After graduation, some students choose to take a gap year, some travel abroad and some enter the workforce, but others choose to remain in school as graduate students. In addition to those who make the transition immediately, every year students who left academia briefly also choose to join the ranks of The University of Alabama graduate student body.
Graduate students make up a small, but significant, part of the UA student body. They come from all parts of the University, from the Manderson School of Business to the College of Communication and Information Sciences. All students are required to apply to the graduate school before being admitted into their respective programs.
Programs will have different admissions requirements, but the graduate school handles all of the initial paperwork. After that, students deal mostly with their specific academic department. Programs within the graduate school vary in length and curriculum design. Students are able to earn master’s degrees and doctorates through thesis or research tracks. Several graduate programs culminate in comprehensive exams towards the end of the degree program.
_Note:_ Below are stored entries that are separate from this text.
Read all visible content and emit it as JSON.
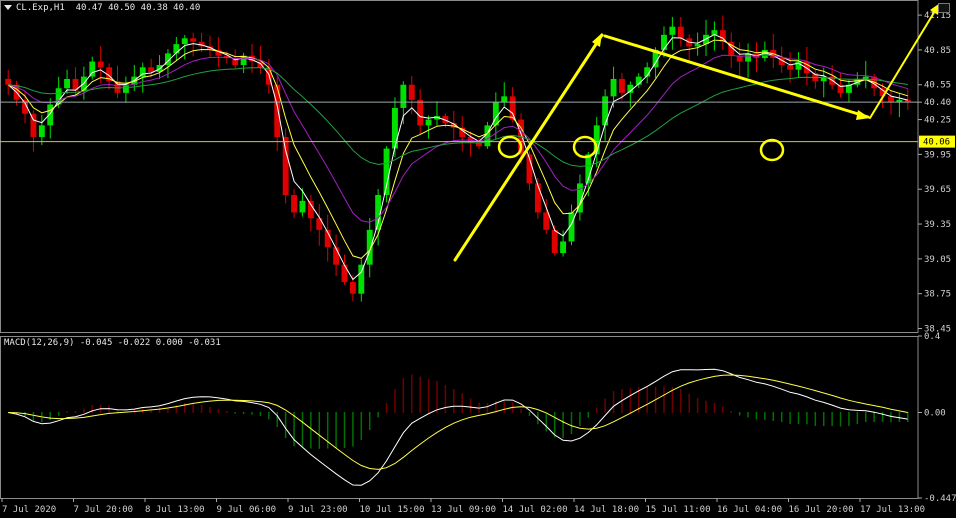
{
  "main_title": {
    "symbol_label": "CL.Exp,H1",
    "ohlc": "40.47 40.50 40.38 40.40"
  },
  "macd_title": "MACD(12,26,9) -0.045 -0.022 0.000 -0.031",
  "colors": {
    "background": "#000000",
    "bull": "#00e000",
    "bear": "#e00000",
    "ma_fast": "#ffffff",
    "ma_mid": "#ffff44",
    "ma_slow": "#a020c0",
    "ma_long": "#22a040",
    "annotation": "#ffff00",
    "hline": "#c8c850",
    "level_tag_bg": "#ffff00",
    "macd_signal": "#ffff44",
    "macd_line": "#ffffff"
  },
  "chart_data": [
    {
      "type": "candlestick",
      "timeframe": "H1",
      "ylim": [
        38.42,
        41.28
      ],
      "y_ticks": [
        "41.15",
        "40.85",
        "40.55",
        "40.40",
        "40.25",
        "39.95",
        "39.65",
        "39.35",
        "39.05",
        "38.75",
        "38.45"
      ],
      "level_tag": "40.06",
      "current_price_line": 40.4,
      "x_ticks": [
        "7 Jul 2020",
        "7 Jul 20:00",
        "8 Jul 13:00",
        "9 Jul 06:00",
        "9 Jul 23:00",
        "10 Jul 15:00",
        "13 Jul 09:00",
        "14 Jul 02:00",
        "14 Jul 18:00",
        "15 Jul 11:00",
        "16 Jul 04:00",
        "16 Jul 20:00",
        "17 Jul 13:00"
      ],
      "closes": [
        40.55,
        40.42,
        40.3,
        40.1,
        40.2,
        40.38,
        40.52,
        40.6,
        40.5,
        40.62,
        40.75,
        40.7,
        40.58,
        40.48,
        40.55,
        40.62,
        40.7,
        40.66,
        40.72,
        40.82,
        40.9,
        40.95,
        40.92,
        40.88,
        40.85,
        40.8,
        40.78,
        40.72,
        40.8,
        40.75,
        40.7,
        40.55,
        40.1,
        39.6,
        39.45,
        39.55,
        39.4,
        39.3,
        39.15,
        39.0,
        38.85,
        38.75,
        39.0,
        39.3,
        39.6,
        40.0,
        40.35,
        40.55,
        40.42,
        40.2,
        40.25,
        40.28,
        40.22,
        40.18,
        40.1,
        40.05,
        40.02,
        40.2,
        40.4,
        40.45,
        40.25,
        39.95,
        39.7,
        39.45,
        39.3,
        39.1,
        39.2,
        39.45,
        39.7,
        39.95,
        40.2,
        40.45,
        40.6,
        40.48,
        40.55,
        40.62,
        40.7,
        40.85,
        40.98,
        41.05,
        40.95,
        40.88,
        40.9,
        40.98,
        41.02,
        40.92,
        40.8,
        40.75,
        40.82,
        40.78,
        40.85,
        40.78,
        40.72,
        40.68,
        40.75,
        40.65,
        40.58,
        40.62,
        40.55,
        40.48,
        40.55,
        40.6,
        40.62,
        40.52,
        40.45,
        40.4,
        40.42,
        40.4
      ]
    },
    {
      "type": "macd",
      "params": "12,26,9",
      "ylim": [
        -0.447,
        0.4
      ],
      "y_ticks": [
        "0.4",
        "0.00",
        "-0.447"
      ]
    }
  ]
}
Students are able to take the exams once they have taken the necessary courses to be adequately prepared.
“For the program you are supposed to have a certain amount of required courses and after those required courses you should be ready to take comprehensive exams,” John Tilley, a master’s student in higher education administration, said. “And so if you have completed those courses, or maybe have one lacking, but you have most of the knowledge, you can still do it.”
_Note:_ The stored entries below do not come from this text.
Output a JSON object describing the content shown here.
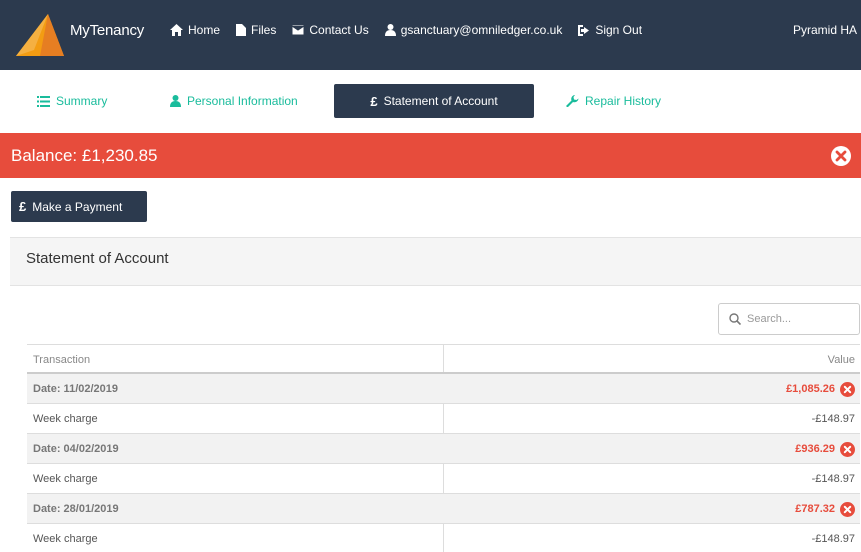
{
  "navbar": {
    "brand": "MyTenancy",
    "links": [
      {
        "label": "Home",
        "icon": "home-icon"
      },
      {
        "label": "Files",
        "icon": "file-icon"
      },
      {
        "label": "Contact Us",
        "icon": "envelope-icon"
      },
      {
        "label": "gsanctuary@omniledger.co.uk",
        "icon": "user-icon"
      },
      {
        "label": "Sign Out",
        "icon": "sign-out-icon"
      }
    ],
    "right_text": "Pyramid HA"
  },
  "tabs": [
    {
      "label": "Summary",
      "icon": "list-icon"
    },
    {
      "label": "Personal Information",
      "icon": "user-icon"
    },
    {
      "label": "Statement of Account",
      "icon": "pound-icon",
      "symbol": "£"
    },
    {
      "label": "Repair History",
      "icon": "wrench-icon"
    }
  ],
  "balance": {
    "text": "Balance: £1,230.85"
  },
  "payment_button": {
    "symbol": "£",
    "label": "Make a Payment"
  },
  "panel": {
    "title": "Statement of Account"
  },
  "search": {
    "placeholder": "Search..."
  },
  "table": {
    "headers": [
      "Transaction",
      "Value"
    ],
    "rows": [
      {
        "type": "date",
        "label": "Date: 11/02/2019",
        "value": "£1,085.26"
      },
      {
        "type": "charge",
        "label": "Week charge",
        "value": "-£148.97"
      },
      {
        "type": "date",
        "label": "Date: 04/02/2019",
        "value": "£936.29"
      },
      {
        "type": "charge",
        "label": "Week charge",
        "value": "-£148.97"
      },
      {
        "type": "date",
        "label": "Date: 28/01/2019",
        "value": "£787.32"
      },
      {
        "type": "charge",
        "label": "Week charge",
        "value": "-£148.97"
      }
    ]
  },
  "colors": {
    "navbar": "#2c3a4e",
    "accent": "#1abc9c",
    "danger": "#e74c3c"
  }
}
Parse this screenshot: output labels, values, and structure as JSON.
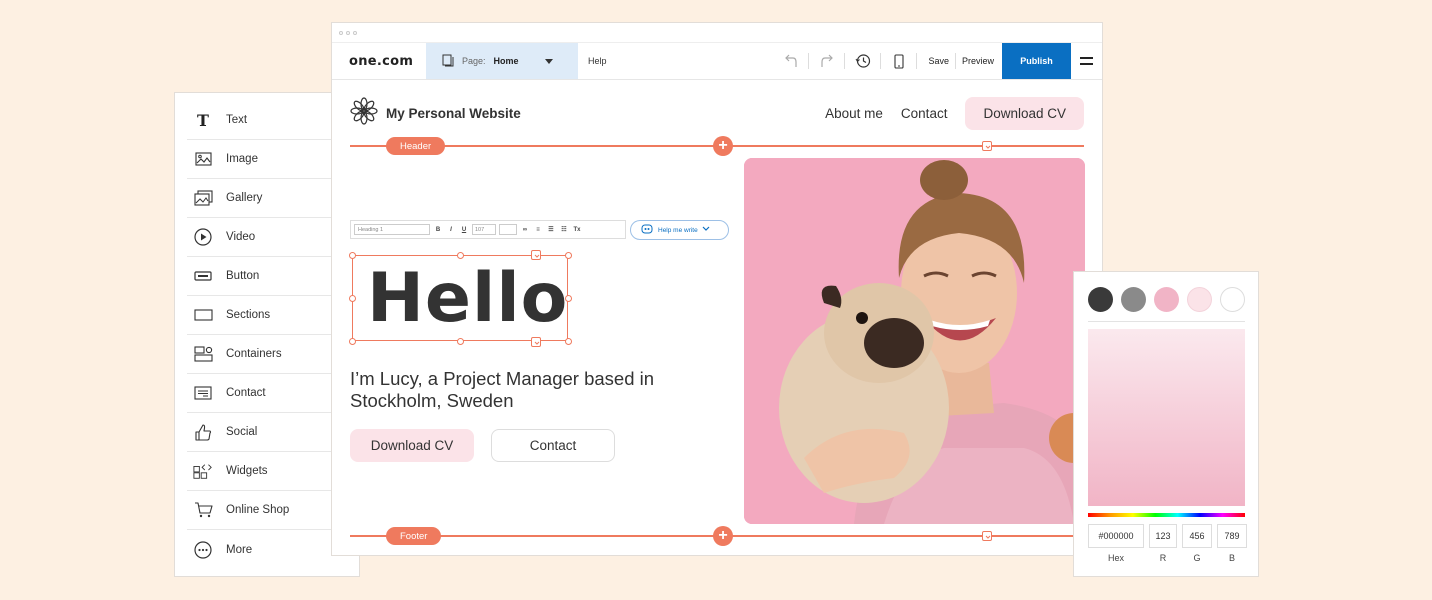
{
  "editor": {
    "logo": "one.com",
    "page_label": "Page:",
    "page_value": "Home",
    "help": "Help",
    "save": "Save",
    "preview": "Preview",
    "publish": "Publish"
  },
  "site": {
    "title": "My Personal Website",
    "nav": [
      "About me",
      "Contact",
      "Download CV"
    ],
    "header_tag": "Header",
    "footer_tag": "Footer",
    "heading": "Hello",
    "intro": "I’m Lucy, a Project Manager based in Stockholm, Sweden",
    "buttons": [
      "Download CV",
      "Contact"
    ]
  },
  "rich_text": {
    "style": "Heading 1",
    "size": "107",
    "help_write": "Help me write"
  },
  "elements": [
    {
      "label": "Text",
      "icon": "text-icon"
    },
    {
      "label": "Image",
      "icon": "image-icon"
    },
    {
      "label": "Gallery",
      "icon": "gallery-icon"
    },
    {
      "label": "Video",
      "icon": "video-icon"
    },
    {
      "label": "Button",
      "icon": "button-icon"
    },
    {
      "label": "Sections",
      "icon": "sections-icon"
    },
    {
      "label": "Containers",
      "icon": "containers-icon"
    },
    {
      "label": "Contact",
      "icon": "contact-icon"
    },
    {
      "label": "Social",
      "icon": "social-icon"
    },
    {
      "label": "Widgets",
      "icon": "widgets-icon"
    },
    {
      "label": "Online Shop",
      "icon": "cart-icon"
    },
    {
      "label": "More",
      "icon": "more-icon"
    }
  ],
  "picker": {
    "swatches": [
      "#3a3a3a",
      "#8a8a8a",
      "#f1b4c6",
      "#fbe3e8",
      "#ffffff"
    ],
    "hex": "#000000",
    "r": "123",
    "g": "456",
    "b": "789",
    "labels": [
      "Hex",
      "R",
      "G",
      "B"
    ]
  },
  "colors": {
    "accent": "#ef7a5e",
    "publish": "#0a6fc2",
    "pink": "#fbe3e8",
    "background": "#fdf0e2"
  }
}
Tilley said the layout of comprehensive exams varies by department. Some master’s programs take a less traditional approach to graduate education, such as the College of Communication and Information Sciences master’s degree in community journalism. Unlike the traditional two-year thesis track, the community journalism program is only one year in length and instead of a comprehensive exam, culminates in the presentation of a master’s project.
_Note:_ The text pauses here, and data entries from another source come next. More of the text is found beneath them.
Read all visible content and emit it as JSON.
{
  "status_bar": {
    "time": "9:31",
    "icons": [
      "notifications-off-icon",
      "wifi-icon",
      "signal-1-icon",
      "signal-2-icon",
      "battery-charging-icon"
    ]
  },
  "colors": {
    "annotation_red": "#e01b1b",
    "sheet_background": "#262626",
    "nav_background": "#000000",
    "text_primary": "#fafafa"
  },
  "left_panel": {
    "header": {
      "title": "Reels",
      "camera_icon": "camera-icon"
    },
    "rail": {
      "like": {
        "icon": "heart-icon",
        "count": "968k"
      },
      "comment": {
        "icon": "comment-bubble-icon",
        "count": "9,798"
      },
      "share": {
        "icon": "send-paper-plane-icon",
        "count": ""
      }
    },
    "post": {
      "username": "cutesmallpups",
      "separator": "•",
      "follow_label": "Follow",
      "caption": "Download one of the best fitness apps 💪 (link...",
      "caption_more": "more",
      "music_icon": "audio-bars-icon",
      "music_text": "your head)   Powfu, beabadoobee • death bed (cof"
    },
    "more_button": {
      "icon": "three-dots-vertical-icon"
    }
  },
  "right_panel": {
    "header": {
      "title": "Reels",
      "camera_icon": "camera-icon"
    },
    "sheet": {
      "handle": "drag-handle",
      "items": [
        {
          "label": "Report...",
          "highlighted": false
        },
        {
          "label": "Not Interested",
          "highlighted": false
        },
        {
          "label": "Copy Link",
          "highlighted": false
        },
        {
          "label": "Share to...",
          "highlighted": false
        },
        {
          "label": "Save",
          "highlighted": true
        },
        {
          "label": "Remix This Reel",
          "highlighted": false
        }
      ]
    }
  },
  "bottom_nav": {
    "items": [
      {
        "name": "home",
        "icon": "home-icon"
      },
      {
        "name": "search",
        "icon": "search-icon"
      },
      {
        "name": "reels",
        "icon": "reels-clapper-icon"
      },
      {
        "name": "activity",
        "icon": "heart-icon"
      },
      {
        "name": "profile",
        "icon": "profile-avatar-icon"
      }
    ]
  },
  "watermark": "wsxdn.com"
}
“I think the master’s project is good because it is real life application,” Elizabeth Manning, a community journalism master’s student, said.
Students choose an issue in the community to be the topic of their projects. Manning said the project is something the graduate students work on throughout their time in the program. Every class they take will somehow tie back to their overall master’s project idea.
The Manderson School of Business offers two-year MBA programs in various specialties, such as business analytics, real estate, finance, financial risk, strategic management and marketing, supply chain and operations management, and enterprise consulting. Academic departments within the College of Arts and Sciences offer both master’s and Ph.D. programs in most academic departments as well.
Although their courses of study may differ, most graduate students will agree on one thing: Graduate school is nothing close to easy.
“I have already learned so much more than I did in undergraduate,” Laura Monroe, a community journalism master’s student, said. “It’s so much more in-depth and our professors, because we are at this level, expect us to understand more than we did in undergrad.”
The extra work pays off for most graduate students, since graduate school allows them to know their professors on a much deeper level.
“We have more leeway because we get to know professors a little bit better,” Tilley said.